Konten berupa artikel, video, atau ulasan produk juga terbukti banyak memengaruhi keputusan belanja online. Sebuah laporan mencatat konten editorial berkontribusi pada lebih dari 25 persen keputusan transaksi konsumen, sementara rekomendasi dari kreator konten juga punya pengaruh yang tidak kecil. Bagi pelaku usaha aksesoris, ini berarti investasi pada foto produk yang menarik dan narasi yang autentik sama pentingnya dengan kualitas barang itu sendiri.
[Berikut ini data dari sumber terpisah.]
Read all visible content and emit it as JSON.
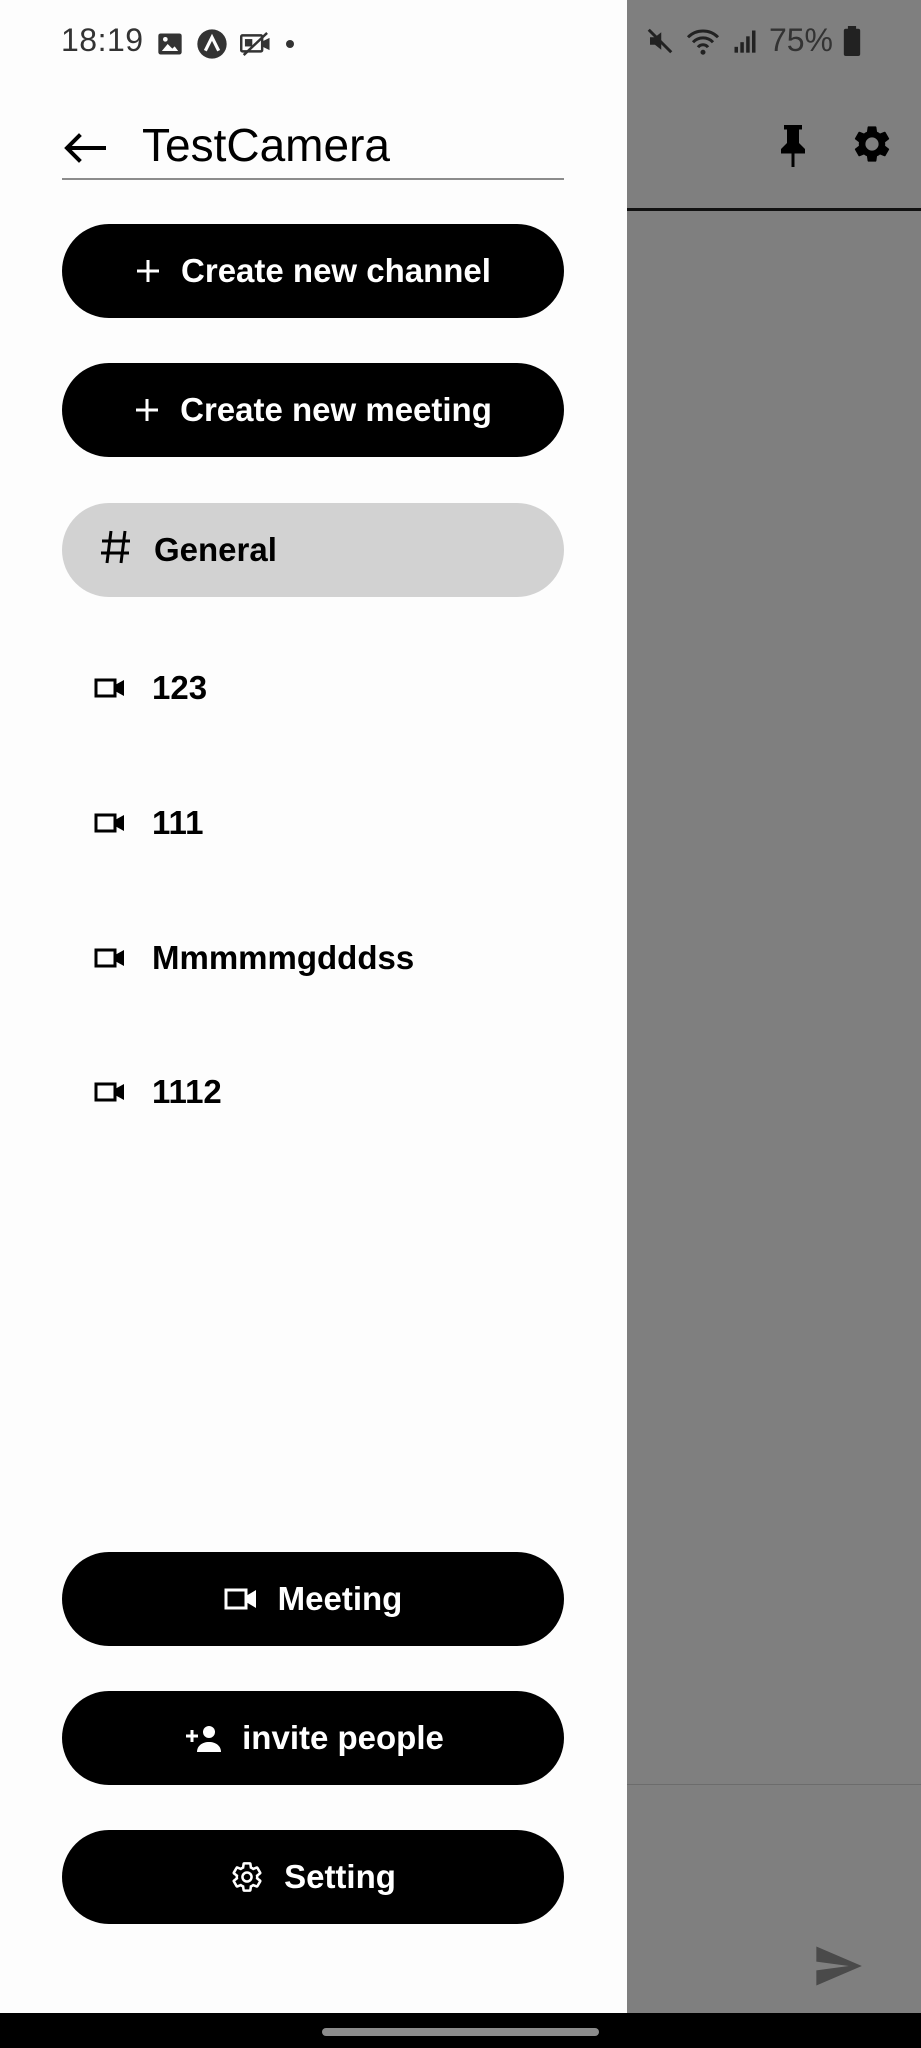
{
  "status_bar": {
    "time": "18:19",
    "battery_percent": "75%",
    "left_icons": [
      "gallery-icon",
      "app-logo-icon",
      "camera-off-icon",
      "dot-icon"
    ],
    "right_icons": [
      "mute-icon",
      "wifi-icon",
      "signal-icon",
      "battery-icon"
    ]
  },
  "drawer": {
    "title": "TestCamera",
    "actions": {
      "create_channel": "Create new channel",
      "create_meeting": "Create new meeting"
    },
    "channels": [
      {
        "label": "General",
        "selected": true
      }
    ],
    "meetings": [
      {
        "label": "123"
      },
      {
        "label": "111"
      },
      {
        "label": "Mmmmmgdddss"
      },
      {
        "label": "1112"
      }
    ],
    "footer_buttons": {
      "meeting": "Meeting",
      "invite": "invite people",
      "setting": "Setting"
    }
  },
  "background_app": {
    "header_icons": [
      "pin-icon",
      "gear-icon"
    ],
    "composer_icons": [
      "send-icon"
    ]
  },
  "colors": {
    "button_bg": "#000000",
    "selected_bg": "#d2d2d2",
    "scrim": "#7f7f7f"
  }
}
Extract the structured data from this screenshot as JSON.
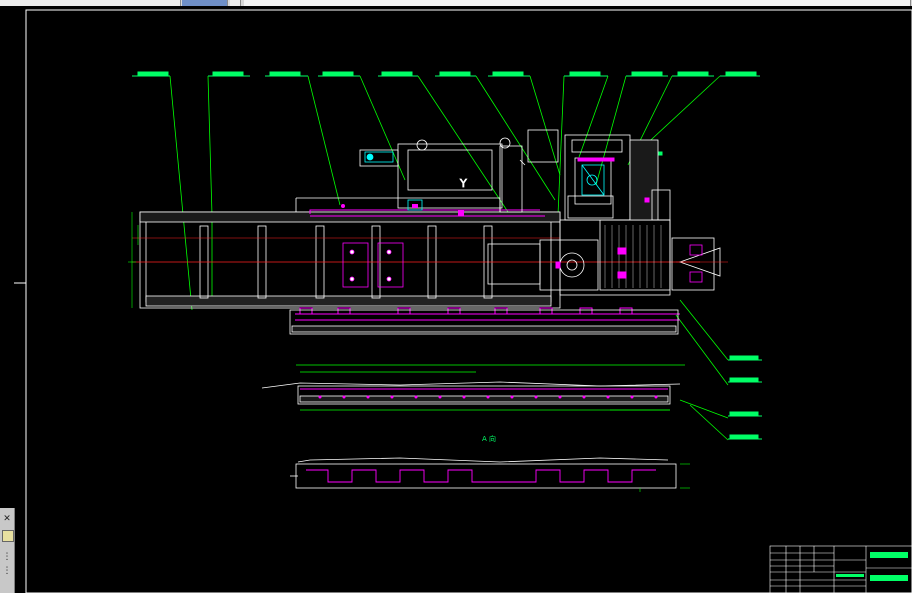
{
  "view_label": "A 向",
  "title_block": {
    "name_line_1": "",
    "name_line_2": ""
  },
  "colors": {
    "background": "#000000",
    "frame": "#ffffff",
    "leader": "#00ff00",
    "centerline": "#ff2020",
    "part_magenta": "#ff00ff",
    "part_cyan": "#00ffff",
    "callout": "#00ff66"
  },
  "icons": {
    "toolbox_top": "close-icon",
    "toolbox_mid": "layer-icon"
  }
}
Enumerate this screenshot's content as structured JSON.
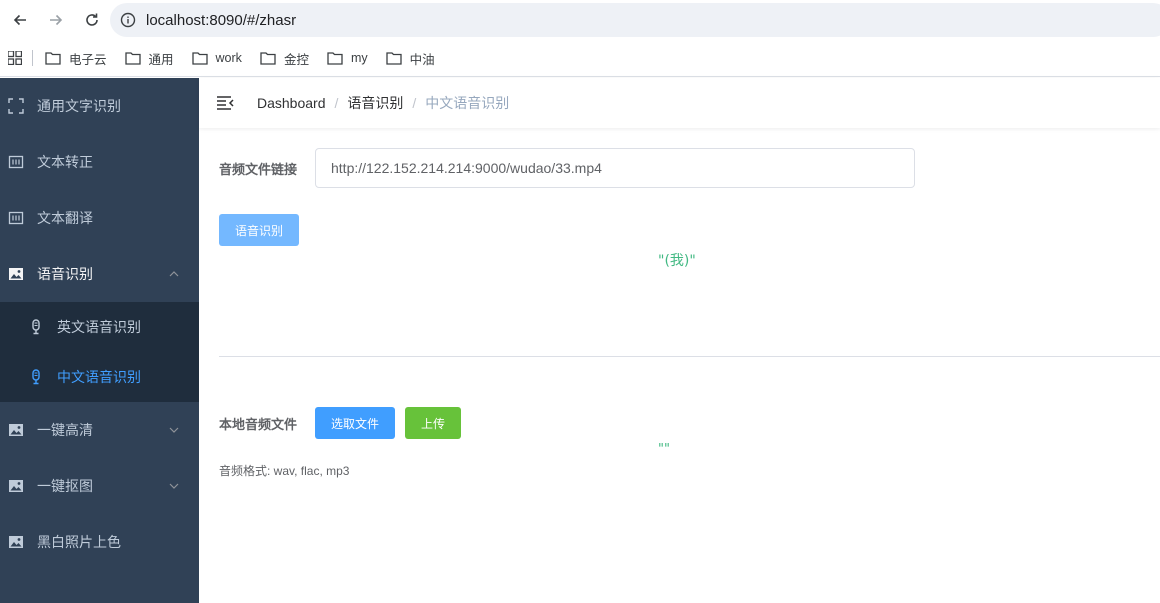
{
  "browser": {
    "url": "localhost:8090/#/zhasr",
    "bookmarks": [
      "电子云",
      "通用",
      "work",
      "金控",
      "my",
      "中油"
    ]
  },
  "sidebar": {
    "items": [
      {
        "label": "通用文字识别",
        "icon": "scan-icon"
      },
      {
        "label": "文本转正",
        "icon": "text-box-icon"
      },
      {
        "label": "文本翻译",
        "icon": "text-box-icon"
      },
      {
        "label": "语音识别",
        "icon": "image-icon",
        "expanded": true
      },
      {
        "label": "一键高清",
        "icon": "image-icon"
      },
      {
        "label": "一键抠图",
        "icon": "image-icon"
      },
      {
        "label": "黑白照片上色",
        "icon": "image-icon"
      }
    ],
    "subitems": [
      {
        "label": "英文语音识别",
        "icon": "microphone-icon"
      },
      {
        "label": "中文语音识别",
        "icon": "microphone-icon",
        "active": true
      }
    ],
    "active_color": "#409eff",
    "bg_color": "#304156"
  },
  "navbar": {
    "breadcrumb": [
      "Dashboard",
      "语音识别",
      "中文语音识别"
    ]
  },
  "url_form": {
    "label": "音频文件链接",
    "value": "http://122.152.214.214:9000/wudao/33.mp4",
    "button": "语音识别",
    "result": "\"(我)\""
  },
  "file_form": {
    "label": "本地音频文件",
    "select_button": "选取文件",
    "upload_button": "上传",
    "result": "\"\"",
    "hint": "音频格式: wav, flac, mp3"
  }
}
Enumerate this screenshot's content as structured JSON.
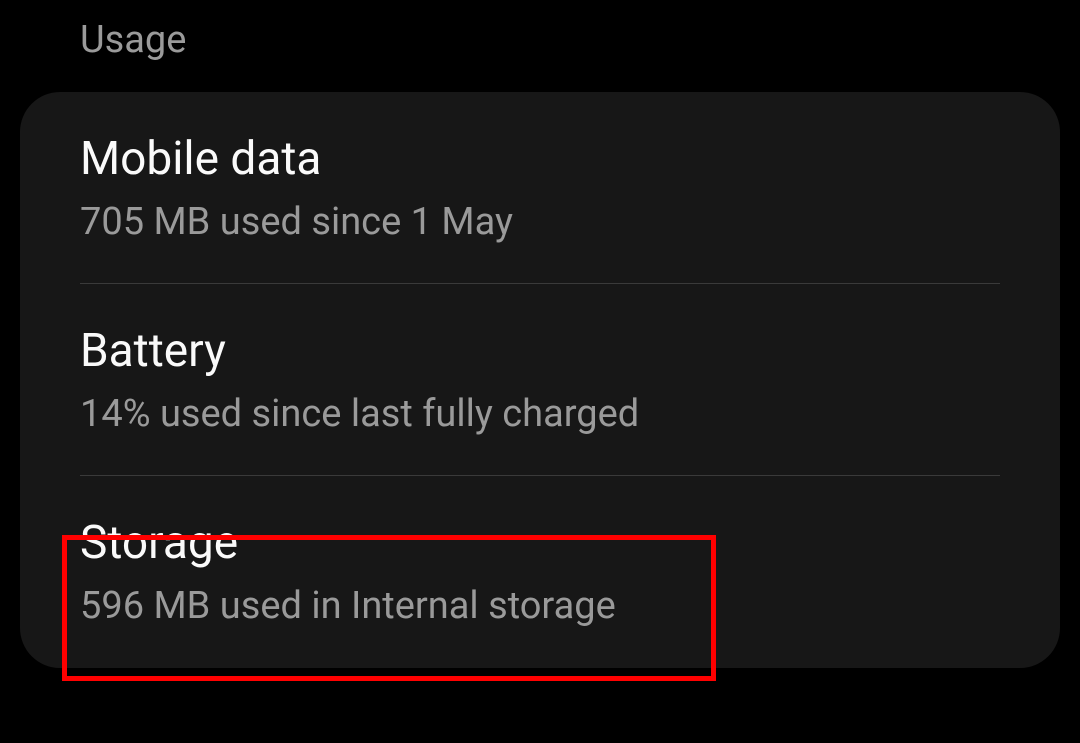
{
  "section": {
    "header": "Usage"
  },
  "items": {
    "mobile_data": {
      "title": "Mobile data",
      "subtitle": "705 MB used since 1 May"
    },
    "battery": {
      "title": "Battery",
      "subtitle": "14% used since last fully charged"
    },
    "storage": {
      "title": "Storage",
      "subtitle": "596 MB used in Internal storage"
    }
  }
}
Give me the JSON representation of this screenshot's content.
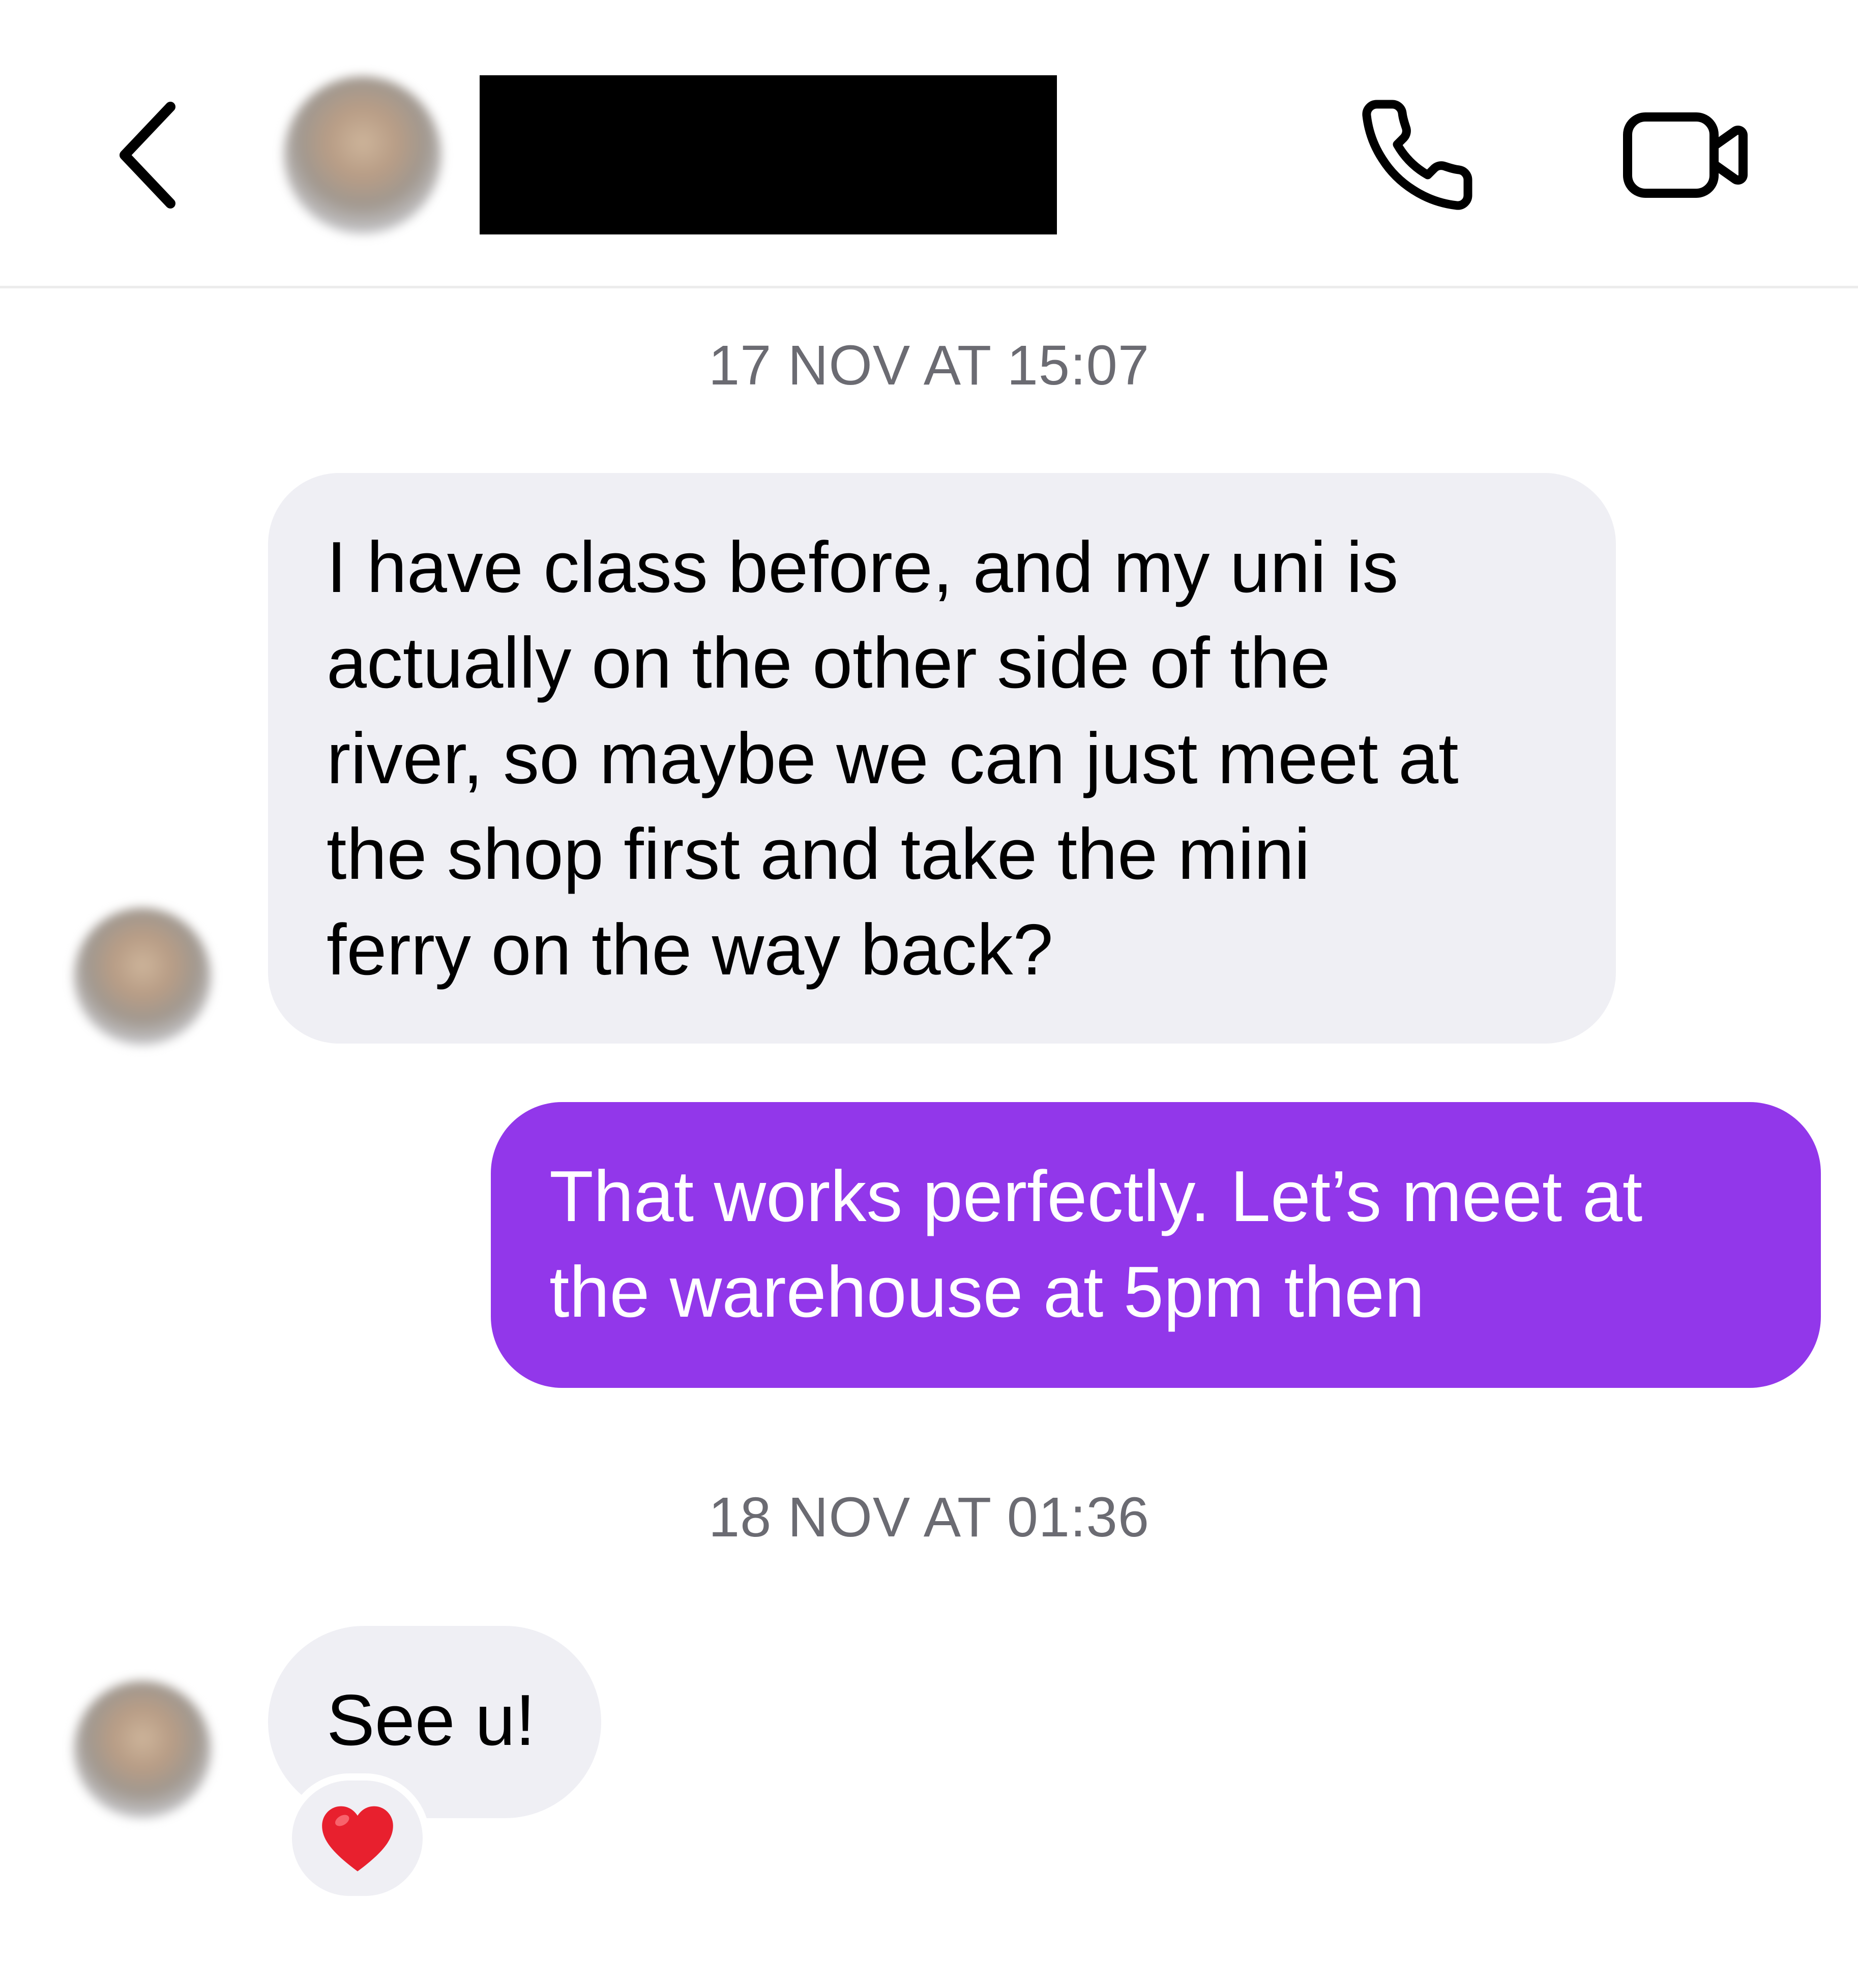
{
  "header": {
    "contact_name_redacted": "",
    "icons": {
      "back": "chevron-left-icon",
      "call": "phone-icon",
      "video": "video-camera-icon"
    }
  },
  "timestamps": [
    "17 NOV AT 15:07",
    "18 NOV AT 01:36"
  ],
  "messages": [
    {
      "direction": "incoming",
      "lines": [
        "I have class before, and my uni is",
        "actually on the other side of the",
        "river, so maybe we can just meet at",
        "the shop first and take the mini",
        "ferry on the way back?"
      ]
    },
    {
      "direction": "outgoing",
      "lines": [
        "That works perfectly. Let’s meet at",
        "the warehouse at 5pm then"
      ]
    },
    {
      "direction": "incoming",
      "lines": [
        "See u!"
      ],
      "reaction": "heart-icon"
    }
  ],
  "colors": {
    "outgoing_bubble": "#9237ea",
    "incoming_bubble": "#efeff4",
    "timestamp_text": "#6b6b72",
    "reaction_heart": "#e8202e"
  }
}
Tantangan yang Perlu Diantisipasi
Peluang besar biasanya juga diikuti persaingan yang ketat. Karena modal masuk ke bisnis aksesoris relatif kecil, jumlah pemain baru terus bertambah, sehingga perang harga menjadi risiko nyata terutama untuk produk yang mudah ditiru seperti bando atau gelang manik-manik polos. Diferensiasi lewat desain khas, kemasan, atau segmentasi pasar yang lebih spesifik menjadi kunci supaya tidak terjebak dalam persaingan harga semata.
Tren aksesoris juga berubah cukup cepat mengikuti gaya hidup dan budaya populer. Produk yang laris bulan ini belum tentu masih diminati enam bulan ke depan, sehingga pelaku usaha perlu terus memantau apa yang sedang digemari di media sosial dan menyesuaikan desain tanpa kehilangan identitas produk. Bagi yang serius menjalankan usaha ini dalam jangka panjang, sebaiknya juga mulai mempertimbangkan legalitas usaha sederhana seperti NIB agar lebih mudah mengakses program pembiayaan UMKM atau bermitra dengan platform tertentu.
Peluang usaha aksesoris pada dasarnya bukan lagi soal ada atau tidaknya pasar, karena data menunjukkan pasar itu jelas ada dan terus tumbuh. Yang membedakan siapa yang bertahan dan siapa yang tenggelam adalah kejelian memilih niche yang sesuai kemampuan produksi, konsistensi dalam membangun citra produk, dan kecepatan beradaptasi dengan selera pasar yang terus bergeser. Pelaku usaha yang memulai dari niche kecil namun spesifik, alih-alih mencoba menjual segala jenis aksesoris sekaligus, umumnya punya peluang lebih besar untuk membangun basis pelanggan yang loyal.